My grandmother’s voice has been in my mind this week because I have been sitting at the sewing machine almost every day. She was a constant, loving presence in my childhood and may be the reason I continue to work with cloth. Here she is (wearing her favorite color) at her 90th birthday party in 1983, waving off the camera.
She – we called her Nanny – was from a big farm family with German/Luxembourg roots that settled in Kandiohi County in western Minnesota (flat, glacial lakes, rich black soil.). (Interesting fact: kandiohi is from the Lakota language meaning “where-the-buffalo-fish-come.” After that lots of Germans, Irish, Swedes and Norwegians came.) She had an 8th grade education and after that went to dressmaking school. Her sister, my great-aunt Mary, also handy with the sewing machine, made her amazing wedding dress. She married my grandpa (“Pop”) in 1917.

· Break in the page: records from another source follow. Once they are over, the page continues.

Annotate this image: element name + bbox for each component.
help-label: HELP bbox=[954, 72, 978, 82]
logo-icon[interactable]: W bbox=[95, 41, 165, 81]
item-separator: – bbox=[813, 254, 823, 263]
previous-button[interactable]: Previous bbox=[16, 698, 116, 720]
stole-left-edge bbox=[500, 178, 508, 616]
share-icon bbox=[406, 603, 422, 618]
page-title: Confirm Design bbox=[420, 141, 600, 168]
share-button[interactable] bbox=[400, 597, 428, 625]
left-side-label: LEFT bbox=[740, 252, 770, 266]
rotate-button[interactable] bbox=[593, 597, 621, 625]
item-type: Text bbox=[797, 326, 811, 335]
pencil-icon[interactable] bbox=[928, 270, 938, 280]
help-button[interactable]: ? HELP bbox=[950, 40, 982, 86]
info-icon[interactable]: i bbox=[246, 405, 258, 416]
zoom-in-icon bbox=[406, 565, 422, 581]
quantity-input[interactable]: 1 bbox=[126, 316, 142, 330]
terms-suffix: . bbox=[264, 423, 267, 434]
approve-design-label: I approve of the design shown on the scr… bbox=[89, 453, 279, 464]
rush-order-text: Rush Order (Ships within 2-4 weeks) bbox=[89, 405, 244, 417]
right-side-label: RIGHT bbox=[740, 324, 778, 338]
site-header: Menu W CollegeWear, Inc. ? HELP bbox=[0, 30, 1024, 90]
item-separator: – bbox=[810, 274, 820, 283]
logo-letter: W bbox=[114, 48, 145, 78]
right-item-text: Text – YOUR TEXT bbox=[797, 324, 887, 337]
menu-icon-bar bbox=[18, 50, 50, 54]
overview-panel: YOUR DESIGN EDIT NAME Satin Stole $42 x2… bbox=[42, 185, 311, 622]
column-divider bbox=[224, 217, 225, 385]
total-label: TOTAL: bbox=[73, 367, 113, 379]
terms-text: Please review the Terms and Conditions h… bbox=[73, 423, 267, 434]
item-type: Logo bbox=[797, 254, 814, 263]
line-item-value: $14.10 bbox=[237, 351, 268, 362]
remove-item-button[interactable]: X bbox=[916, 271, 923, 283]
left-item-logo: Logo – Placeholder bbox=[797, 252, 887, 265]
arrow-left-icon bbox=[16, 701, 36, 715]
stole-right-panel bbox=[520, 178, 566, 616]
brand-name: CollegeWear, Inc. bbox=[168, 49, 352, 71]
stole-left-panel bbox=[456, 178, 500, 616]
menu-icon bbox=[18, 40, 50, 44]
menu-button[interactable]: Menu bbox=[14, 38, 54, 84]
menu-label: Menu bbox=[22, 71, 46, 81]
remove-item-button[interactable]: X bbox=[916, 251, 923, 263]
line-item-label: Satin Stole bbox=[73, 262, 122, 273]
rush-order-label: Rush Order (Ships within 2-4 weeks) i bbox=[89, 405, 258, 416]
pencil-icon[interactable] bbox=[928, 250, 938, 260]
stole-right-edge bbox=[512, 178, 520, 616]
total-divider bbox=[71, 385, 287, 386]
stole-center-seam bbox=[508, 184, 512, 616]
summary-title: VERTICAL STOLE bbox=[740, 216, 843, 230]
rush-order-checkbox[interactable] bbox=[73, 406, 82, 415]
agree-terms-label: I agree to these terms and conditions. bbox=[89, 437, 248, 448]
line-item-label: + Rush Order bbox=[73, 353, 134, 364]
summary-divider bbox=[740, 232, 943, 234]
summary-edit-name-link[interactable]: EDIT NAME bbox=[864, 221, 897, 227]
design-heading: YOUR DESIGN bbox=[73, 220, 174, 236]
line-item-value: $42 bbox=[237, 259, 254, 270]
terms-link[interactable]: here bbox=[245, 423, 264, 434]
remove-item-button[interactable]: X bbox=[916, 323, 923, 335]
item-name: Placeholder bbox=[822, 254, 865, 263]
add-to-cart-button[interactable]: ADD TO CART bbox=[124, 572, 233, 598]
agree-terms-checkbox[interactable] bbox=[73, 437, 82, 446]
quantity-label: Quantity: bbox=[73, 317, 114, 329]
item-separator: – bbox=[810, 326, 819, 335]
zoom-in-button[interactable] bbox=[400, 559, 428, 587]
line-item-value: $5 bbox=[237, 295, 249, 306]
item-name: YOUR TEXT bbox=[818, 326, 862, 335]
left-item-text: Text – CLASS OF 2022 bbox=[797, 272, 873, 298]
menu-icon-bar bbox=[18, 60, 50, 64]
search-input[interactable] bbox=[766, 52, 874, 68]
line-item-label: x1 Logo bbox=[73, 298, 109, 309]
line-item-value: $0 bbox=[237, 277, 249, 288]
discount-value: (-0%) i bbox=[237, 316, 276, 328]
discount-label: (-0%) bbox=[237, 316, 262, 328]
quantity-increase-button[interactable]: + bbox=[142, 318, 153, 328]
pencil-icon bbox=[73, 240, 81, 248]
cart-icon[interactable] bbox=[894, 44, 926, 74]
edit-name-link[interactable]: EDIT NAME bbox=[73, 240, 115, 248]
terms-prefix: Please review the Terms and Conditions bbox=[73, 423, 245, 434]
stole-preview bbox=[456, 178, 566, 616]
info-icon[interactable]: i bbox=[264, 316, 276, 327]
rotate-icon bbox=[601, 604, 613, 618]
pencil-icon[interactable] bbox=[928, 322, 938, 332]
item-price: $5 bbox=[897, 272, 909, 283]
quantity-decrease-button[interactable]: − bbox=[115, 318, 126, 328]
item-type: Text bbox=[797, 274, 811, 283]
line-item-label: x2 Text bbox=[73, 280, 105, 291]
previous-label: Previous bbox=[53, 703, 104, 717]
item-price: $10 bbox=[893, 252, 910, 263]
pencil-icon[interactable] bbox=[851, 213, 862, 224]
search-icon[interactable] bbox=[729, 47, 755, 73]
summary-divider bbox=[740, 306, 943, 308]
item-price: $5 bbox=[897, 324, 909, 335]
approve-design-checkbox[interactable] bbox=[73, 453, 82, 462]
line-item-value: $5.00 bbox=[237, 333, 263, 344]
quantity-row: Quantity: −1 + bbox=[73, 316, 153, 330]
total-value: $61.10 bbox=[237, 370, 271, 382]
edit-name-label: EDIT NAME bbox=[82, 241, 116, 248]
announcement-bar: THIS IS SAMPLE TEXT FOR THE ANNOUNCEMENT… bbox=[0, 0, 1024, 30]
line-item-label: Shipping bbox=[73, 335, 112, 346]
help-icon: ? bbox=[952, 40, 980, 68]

I can evoke her presence when I call to mind her kind voice and her hands. During overnight visits, she would set me up with little sewing tasks, worked on mostly by hand, but sometimes using the old cast iron Singer with the knee pedal. There were bound buttonholes, pot holders, doll clothes. (My sisters developed great sewing skills making doll clothes.) I learned about finger-pressing – it works really well on linen!